El momento no podía ser más simbólico. Con temperaturas récord en toda Europa y el estrecho de Ormuz en el centro de la crisis bélica entre Irán, Israel y Estados Unidos, Guterres conectó ambas realidades con una frase directa: «Estas crisis pueden parecer separadas, pero comparten el mismo origen destructivo: los combustibles fósiles.»

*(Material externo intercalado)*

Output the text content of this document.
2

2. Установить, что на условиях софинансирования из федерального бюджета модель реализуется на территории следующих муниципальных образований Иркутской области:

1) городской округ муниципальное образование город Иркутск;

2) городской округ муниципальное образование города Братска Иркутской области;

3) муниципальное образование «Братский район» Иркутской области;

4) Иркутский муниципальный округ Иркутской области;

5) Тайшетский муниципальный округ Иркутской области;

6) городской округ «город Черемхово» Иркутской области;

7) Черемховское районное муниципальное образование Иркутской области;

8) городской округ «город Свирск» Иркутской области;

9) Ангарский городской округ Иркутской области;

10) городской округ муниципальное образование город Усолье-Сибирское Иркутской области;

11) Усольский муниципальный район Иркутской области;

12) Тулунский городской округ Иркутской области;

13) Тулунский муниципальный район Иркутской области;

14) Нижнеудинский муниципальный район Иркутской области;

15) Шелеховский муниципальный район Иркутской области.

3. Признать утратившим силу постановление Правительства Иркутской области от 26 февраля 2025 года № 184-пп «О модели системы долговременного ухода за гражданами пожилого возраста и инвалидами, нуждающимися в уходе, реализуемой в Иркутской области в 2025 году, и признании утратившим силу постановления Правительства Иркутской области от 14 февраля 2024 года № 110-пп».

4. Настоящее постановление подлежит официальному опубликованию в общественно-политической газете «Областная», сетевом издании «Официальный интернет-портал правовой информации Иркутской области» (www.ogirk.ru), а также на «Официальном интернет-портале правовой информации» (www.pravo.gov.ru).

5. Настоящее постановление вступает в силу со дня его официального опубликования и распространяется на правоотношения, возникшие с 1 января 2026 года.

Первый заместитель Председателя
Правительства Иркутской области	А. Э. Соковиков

Los siete puntos de su plan incluyen reducir emisiones esta misma década para alcanzar cero neto en 2050, eliminar los subsidios a nuevos proyectos fósiles, exigir transparencia ambiental a las grandes empresas de inteligencia artificial —cuyos centros de datos ya consumen más electricidad que muchos países—, garantizar que la transición genere empleo y desarrollo, reforzar la adaptación climática, movilizar financiación justa para los países del Sur y defender la ciencia frente a la desinformación.
En materia de energía limpia, los datos hablan por sí solos: desde 2010, el coste de la energía solar ha caído casi un 90% y el del almacenamiento en baterías un 95%. África concentra el 60% de los mejores recursos solares del planeta pero recibe solo el 2% de la inversión mundial en energía limpia.
«No hay embargos sobre la luz del sol ni bloqueos al viento», dijo Guterres. Ojalá los gobiernos escuchen.